William Watson: Liberals promise to raise income you’re allowed to earn before paying tax for basic needs — except if you’re rich | Financial Post

We have now reached the point at which everything is a gift from the government. Even when the government declines to tax you, that is not your right, it is the government’s gift.

Consider the Liberals’ promise to raise the “Basic Personal Amount,” the income you’re allowed to earn without having to pay any income tax on it at all. They propose to raise it from its current value of $12,069 to $15,000. (How did it come to be a strange number like $12,069? It’s indexed to inflation and inflation isn’t especially neat. Maybe the Bank of Canada could work on its tidiness.)

Why do we have a Basic Personal Amount (BPA)? The Liberal backgrounder explains that “to help every Canadian cover their most basic needs, no tax is collected on a certain amount someone earns.” That principle goes back several hundred years in the theory of taxation. In most such theories, tax should be levied only on discretionary income, that is, income you have some choice about spending. But we all have basic needs. Even rich people have to eat a certain number of calories per day, put some sort of roof over their head, brush their teeth (or hire someone to brush their teeth for them) and so on. It wouldn’t be right to tax income needed to procure these essentials. But it wouldn’t be right for everybody because everybody — rich or poor, young or old — has basic human needs.

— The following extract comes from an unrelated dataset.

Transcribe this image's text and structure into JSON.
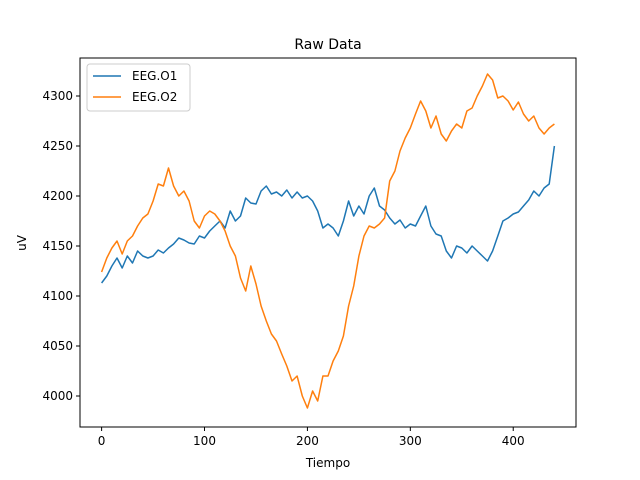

So having a slice of income the government doesn’t touch makes perfect sense. And makes perfect sense for everyone, because everyone has these basic needs. But the Liberals don’t agree. They promise to recognize the basic needs of everyone making up to $147,667 a year but beyond that they will claw back the increase in the BPA so that people making more than $210,371 a year only get the old $12,069 BPA, not the new $15,000 BPA everyone else will get.

So people lower down the income scale will get a higher basic allowance — to cover “their most basic needs,” remember — while people higher up will have to do with the existing allowance. Do they actually have lower basic needs? A lot of the rich people you see on the society pages do look very slim, some even dangerously slim. Maybe they get by on fewer calories than the rest of us. Maybe their basic needs really are lower.

The Liberal backgrounder isn’t very explicit about why they claw back the BPA. It only says it’s to make sure “the top one per cent don’t get any additional benefit.” Here’s where the idea of everything being a gift of the government comes in. If you shelter a dollar of a rich person’s income from tax — even for the purpose of allowing essential human expenditures — that will reduce the rich person’s taxes by a larger dollar amount than sheltering a dollar of a poorer person’s income from tax would do. Why is that? Because the rich person pays a higher rate of tax than the poor person. So sheltering even basic needs does provide a bigger tax reduction to rich people than poor people.

But if your idea is to shelter essential spending from taxation, that doesn’t matter. If justice requires that no one pay tax on the money they need to buy essentials, then justice requires that whatever taxes they’re currently paying on that tranche of income go to zero. People who are paying more taxes will obviously get a bigger “tax break” out of that. But, to repeat, justice is that taxes on that amount of income go to zero, so differential tax impacts shouldn’t be a problem. Richer people paying higher taxes on that basic amount were suffering a greater injustice. The end result we want is that nobody pay tax on it. If getting to zero requires a larger tax cut for rich people than poor people, so be it. Zero is what’s fair.

But in this age of government of the government, by the government, for the government, that’s not how things work. The BPA is not a tax sanctuary the government may not enter. Rather, it is a gift from the government. And in 2019 no gift can be tilted toward the top end of the income distribution. So under the Liberal proposal, people in the first three tax brackets get $15,000 clear to cover their basic needs, while people higher up get less than that or in fact nothing. Actually, some get less than nothing because their marginal rate goes up a tiny bit: for every dollar of income they earn they pay their regular taxes but now also lose a bit of this “benefit.”

As it happens, StatCan’s latest numbers on who pays how much income tax came out Tuesday. The top one per cent of taxpayers make 9.9 per cent of all income, it’s true, but they pay 21.3 per cent of all income taxes. By contrast, the bottom 50 per cent of taxpayers make just 17.8 per cent of all income and pay only 4.6 per cent of all income taxes. Get that? The one per cent pay more than a fifth of all federal income tax. The bottom half of tax-filers — half — pay under five per cent of all federal income taxes.

A question for the parties: How much farther do we go in this direction? At what stage does your party deem the system to have reached “fairness?”